Published:October 23, 2021DOI:https://doi.org/10.1016/j.ejim.2021.09.019

      Highlights

      • An association between environmental stressors and venous thromboembolism is not firmly established.
      • We analyzed hospital discharge data for the entire Italy during 2006–2015.
      • An adverse effect of low temperatures in winter/autumn on pulmonary embolism was found.
      • There was also a negative impact of high temperatures in summer on pulmonary embolism.
      • No short-term effect of air pollution on these outcomes was observed.

      Abstract

      Background

      Previous studies reported a link between short-term exposure to environmental stressors (air pollution and air temperature) and atherothrombotic cardiovascular diseases. However, only few of them reported consistent associations with venous thromboembolism (VTE).
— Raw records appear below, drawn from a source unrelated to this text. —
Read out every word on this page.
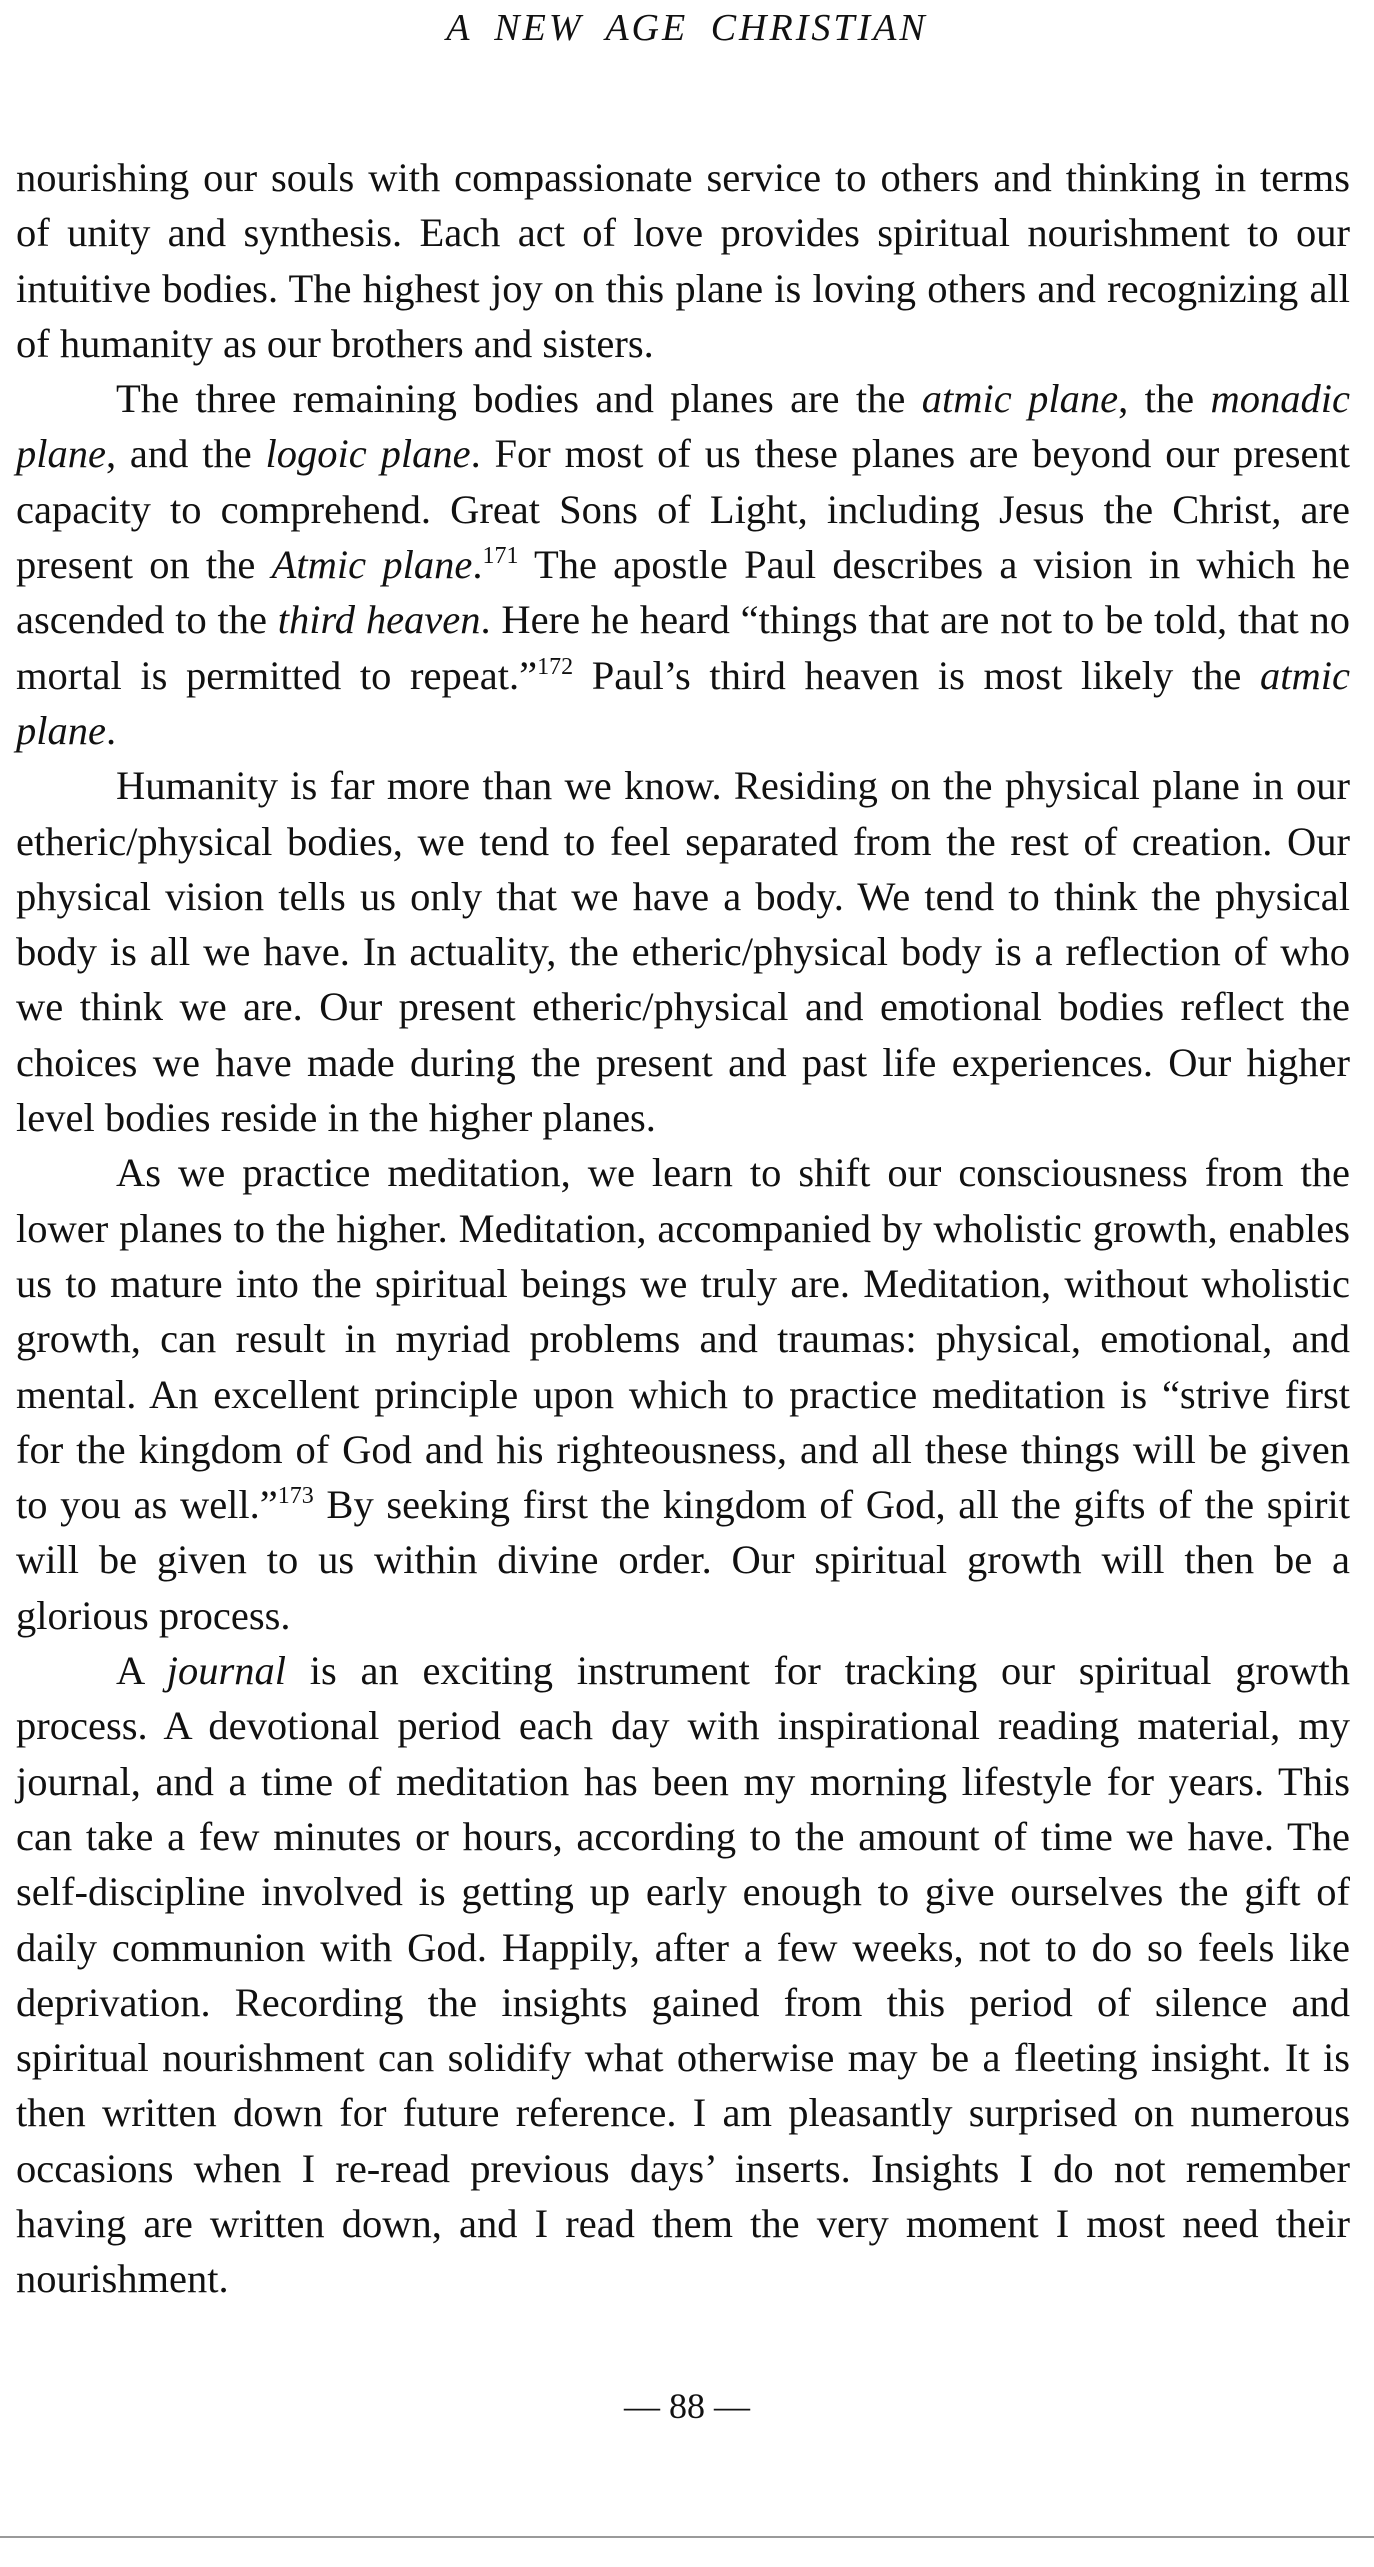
A NEW AGE CHRISTIAN

nourishing our souls with compassionate service to others and thinking in terms of unity and synthesis. Each act of love provides spiritual nourishment to our intuitive bodies. The highest joy on this plane is loving others and recognizing all of humanity as our brothers and sisters.

The three remaining bodies and planes are the atmic plane, the monadic plane, and the logoic plane. For most of us these planes are beyond our present capacity to comprehend. Great Sons of Light, including Jesus the Christ, are present on the Atmic plane.$^{171}$ The apostle Paul describes a vision in which he ascended to the third heaven. Here he heard “things that are not to be told, that no mortal is permitted to repeat.”$^{172}$ Paul’s third heaven is most likely the atmic plane.

Humanity is far more than we know. Residing on the physical plane in our etheric/physical bodies, we tend to feel separated from the rest of creation. Our physical vision tells us only that we have a body. We tend to think the physical body is all we have. In actuality, the etheric/physical body is a reflection of who we think we are. Our present etheric/physical and emotional bodies reflect the choices we have made during the present and past life experiences. Our higher level bodies reside in the higher planes.

As we practice meditation, we learn to shift our consciousness from the lower planes to the higher. Meditation, accompanied by wholistic growth, enables us to mature into the spiritual beings we truly are. Meditation, without wholistic growth, can result in myriad problems and traumas: physical, emotional, and mental. An excellent principle upon which to practice meditation is “strive first for the kingdom of God and his righteousness, and all these things will be given to you as well.”$^{173}$ By seeking first the kingdom of God, all the gifts of the spirit will be given to us within divine order. Our spiritual growth will then be a glorious process.

A journal is an exciting instrument for tracking our spiritual growth process. A devotional period each day with inspirational reading material, my journal, and a time of meditation has been my morning lifestyle for years. This can take a few minutes or hours, according to the amount of time we have. The self-discipline involved is getting up early enough to give ourselves the gift of daily communion with God. Happily, after a few weeks, not to do so feels like deprivation. Recording the insights gained from this period of silence and spiritual nourishment can solidify what otherwise may be a fleeting insight. It is then written down for future reference. I am pleasantly surprised on numerous occasions when I re-read previous days’ inserts. Insights I do not remember having are written down, and I read them the very moment I most need their nourishment.

— 88 —
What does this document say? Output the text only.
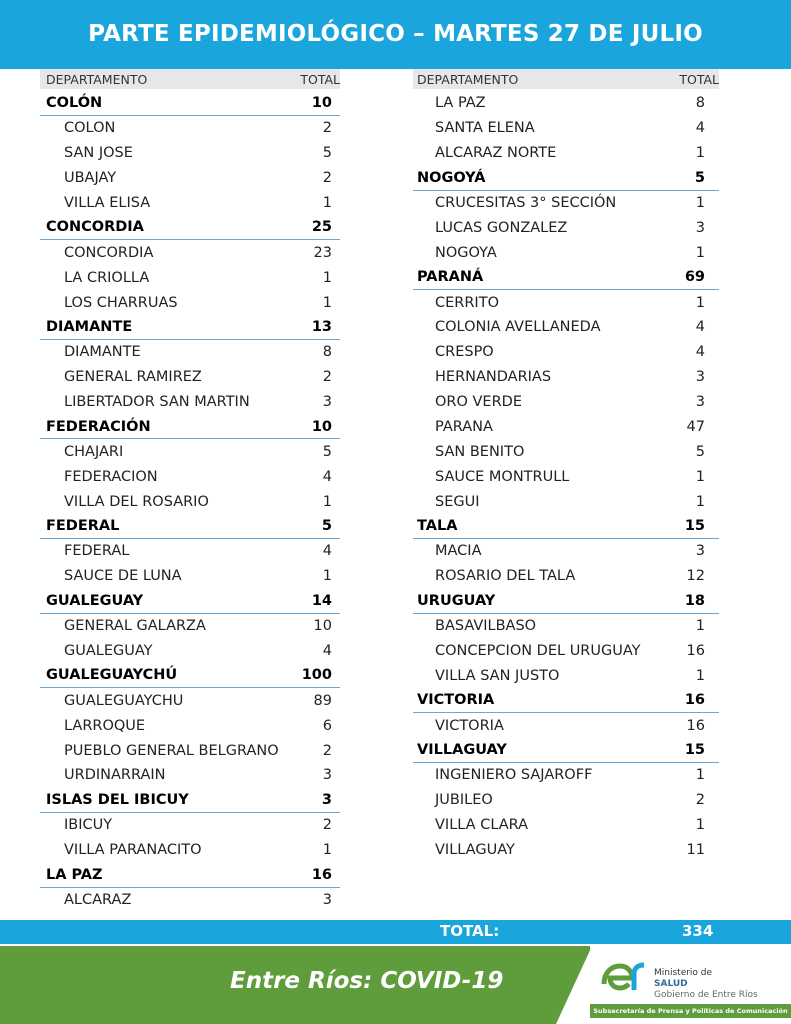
PARTE EPIDEMIOLÓGICO – MARTES 27 DE JULIO
DEPARTAMENTO	TOTAL
COLÓN	10
COLON	2
SAN JOSE	5
UBAJAY	2
VILLA ELISA	1
CONCORDIA	25
CONCORDIA	23
LA CRIOLLA	1
LOS CHARRUAS	1
DIAMANTE	13
DIAMANTE	8
GENERAL RAMIREZ	2
LIBERTADOR SAN MARTIN	3
FEDERACIÓN	10
CHAJARI	5
FEDERACION	4
VILLA DEL ROSARIO	1
FEDERAL	5
FEDERAL	4
SAUCE DE LUNA	1
GUALEGUAY	14
GENERAL GALARZA	10
GUALEGUAY	4
GUALEGUAYCHÚ	100
GUALEGUAYCHU	89
LARROQUE	6
PUEBLO GENERAL BELGRANO	2
URDINARRAIN	3
ISLAS DEL IBICUY	3
IBICUY	2
VILLA PARANACITO	1
LA PAZ	16
ALCARAZ	3
DEPARTAMENTO	TOTAL
LA PAZ	8
SANTA ELENA	4
ALCARAZ NORTE	1
NOGOYÁ	5
CRUCESITAS 3° SECCIÓN	1
LUCAS GONZALEZ	3
NOGOYA	1
PARANÁ	69
CERRITO	1
COLONIA AVELLANEDA	4
CRESPO	4
HERNANDARIAS	3
ORO VERDE	3
PARANA	47
SAN BENITO	5
SAUCE MONTRULL	1
SEGUI	1
TALA	15
MACIA	3
ROSARIO DEL TALA	12
URUGUAY	18
BASAVILBASO	1
CONCEPCION DEL URUGUAY	16
VILLA SAN JUSTO	1
VICTORIA	16
VICTORIA	16
VILLAGUAY	15
INGENIERO SAJAROFF	1
JUBILEO	2
VILLA CLARA	1
VILLAGUAY	11
TOTAL:	334
Entre Ríos: COVID-19	Ministerio de
SALUD
Gobierno de Entre Ríos
Subsecretaría de Prensa y Políticas de Comunicación
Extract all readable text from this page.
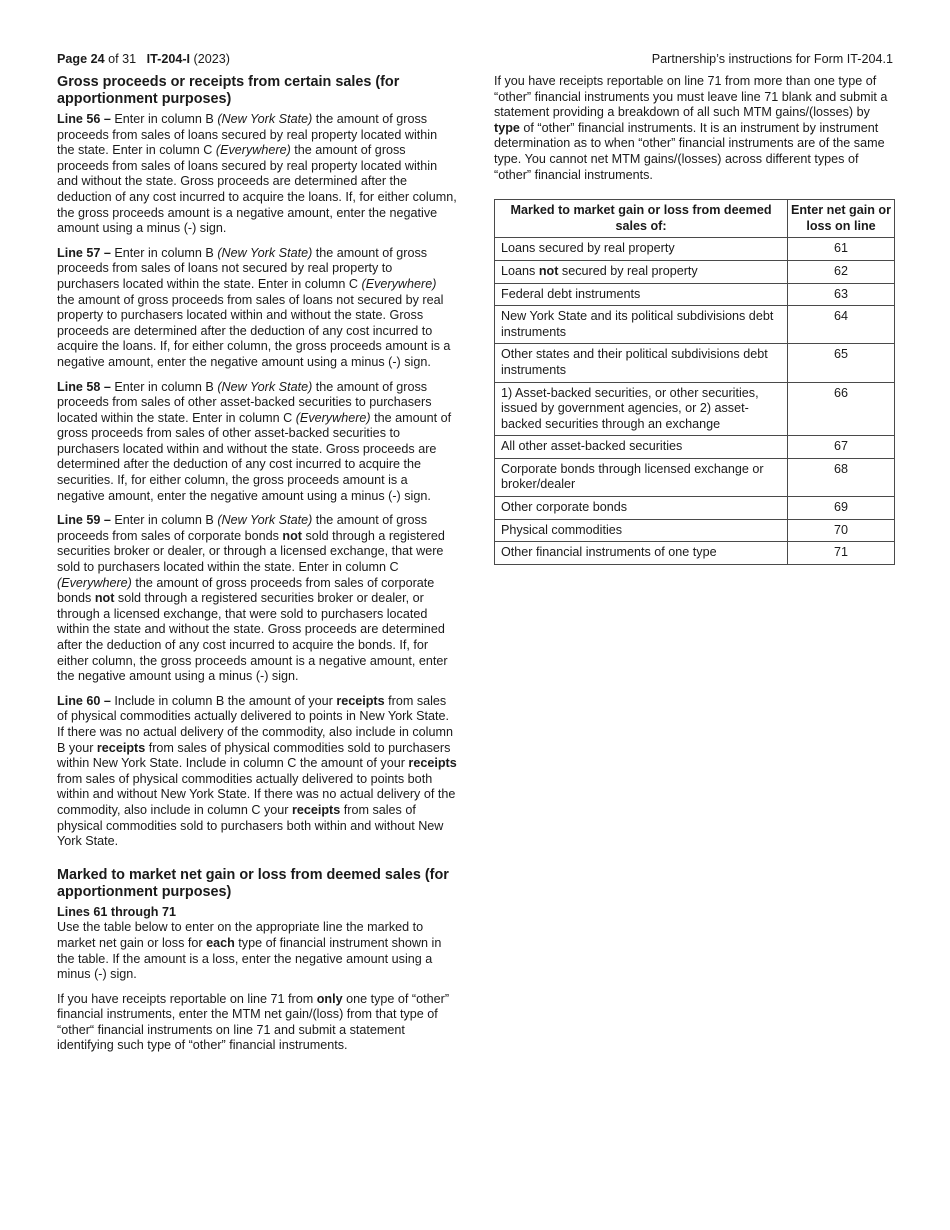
Page 24 of 31 IT-204-I (2023)	Partnership’s instructions for Form IT-204.1
Gross proceeds or receipts from certain sales (for apportionment purposes)

Line 56 – Enter in column B (New York State) the amount of gross proceeds from sales of loans secured by real property located within the state. Enter in column C (Everywhere) the amount of gross proceeds from sales of loans secured by real property located within and without the state. Gross proceeds are determined after the deduction of any cost incurred to acquire the loans. If, for either column, the gross proceeds amount is a negative amount, enter the negative amount using a minus (-) sign.

Line 57 – Enter in column B (New York State) the amount of gross proceeds from sales of loans not secured by real property to purchasers located within the state. Enter in column C (Everywhere) the amount of gross proceeds from sales of loans not secured by real property to purchasers located within and without the state. Gross proceeds are determined after the deduction of any cost incurred to acquire the loans. If, for either column, the gross proceeds amount is a negative amount, enter the negative amount using a minus (-) sign.

Line 58 – Enter in column B (New York State) the amount of gross proceeds from sales of other asset-backed securities to purchasers located within the state. Enter in column C (Everywhere) the amount of gross proceeds from sales of other asset-backed securities to purchasers located within and without the state. Gross proceeds are determined after the deduction of any cost incurred to acquire the securities. If, for either column, the gross proceeds amount is a negative amount, enter the negative amount using a minus (-) sign.

Line 59 – Enter in column B (New York State) the amount of gross proceeds from sales of corporate bonds not sold through a registered securities broker or dealer, or through a licensed exchange, that were sold to purchasers located within the state. Enter in column C (Everywhere) the amount of gross proceeds from sales of corporate bonds not sold through a registered securities broker or dealer, or through a licensed exchange, that were sold to purchasers located within the state and without the state. Gross proceeds are determined after the deduction of any cost incurred to acquire the bonds. If, for either column, the gross proceeds amount is a negative amount, enter the negative amount using a minus (-) sign.

Line 60 – Include in column B the amount of your receipts from sales of physical commodities actually delivered to points in New York State. If there was no actual delivery of the commodity, also include in column B your receipts from sales of physical commodities sold to purchasers within New York State. Include in column C the amount of your receipts from sales of physical commodities actually delivered to points both within and without New York State. If there was no actual delivery of the commodity, also include in column C your receipts from sales of physical commodities sold to purchasers both within and without New York State.

Marked to market net gain or loss from deemed sales (for apportionment purposes)
Lines 61 through 71

Use the table below to enter on the appropriate line the marked to market net gain or loss for each type of financial instrument shown in the table. If the amount is a loss, enter the negative amount using a minus (-) sign.

If you have receipts reportable on line 71 from only one type of “other” financial instruments, enter the MTM net gain/(loss) from that type of “other“ financial instruments on line 71 and submit a statement identifying such type of “other” financial instruments.

If you have receipts reportable on line 71 from more than one type of “other” financial instruments you must leave line 71 blank and submit a statement providing a breakdown of all such MTM gains/(losses) by type of “other” financial instruments. It is an instrument by instrument determination as to when “other” financial instruments are of the same type. You cannot net MTM gains/(losses) across different types of “other” financial instruments.

Marked to market gain or loss from deemed sales of:	Enter net gain or loss on line
Loans secured by real property	61
Loans not secured by real property	62
Federal debt instruments	63
New York State and its political subdivisions debt instruments	64
Other states and their political subdivisions debt instruments	65
1) Asset-backed securities, or other securities, issued by government agencies, or 2) asset-backed securities through an exchange	66
All other asset-backed securities	67
Corporate bonds through licensed exchange or broker/dealer	68
Other corporate bonds	69
Physical commodities	70
Other financial instruments of one type	71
Our aim was to estimate the association between daily air temperature and particulate matter (PM) air pollution with hospital admissions for pulmonary embolism (PE) and venous thrombosis (VT) at national level in Italy.

      Methods

      We collected daily hospital PE and VT admissions from the Italian Ministry of Health during 2006–2015 in all the 8,084 municipalities of Italy, and we merged them with air temperature and daily PM10 concentrations estimated by satellite-based spatiotemporal models. First, we applied multivariate Poisson regression models at province level. Then, we obtained national overall effects by random-effects meta-analysis.

      Results

      This analysis was conducted on 219,952 PE and 275,506 VT hospitalizations. Meta-analytical results showed weak associations between the two exposures and the study outcomes in the full year analysis. During autumn and winter, PE hospital admissions increased by 1.07% (95% confidence intervals [CI]: 0.21%; 1.92%) and 0.96% (95% CI: 0.07%; 1.83%) respectively, per 1 °C decrement of air temperature in the previous 10 days (lag 0–10). In summer we observed adverse effects at high temperatures, with a 1% (95% CI: 0.10%; 1.91%) increasing risk per 1 °C increment. We found no association between VT and cold temperatures.

      Conclusion

      Results show a significant effect of air temperature on PE hospitalizations in the cold seasons and summer. No effect of particulate matter was detected.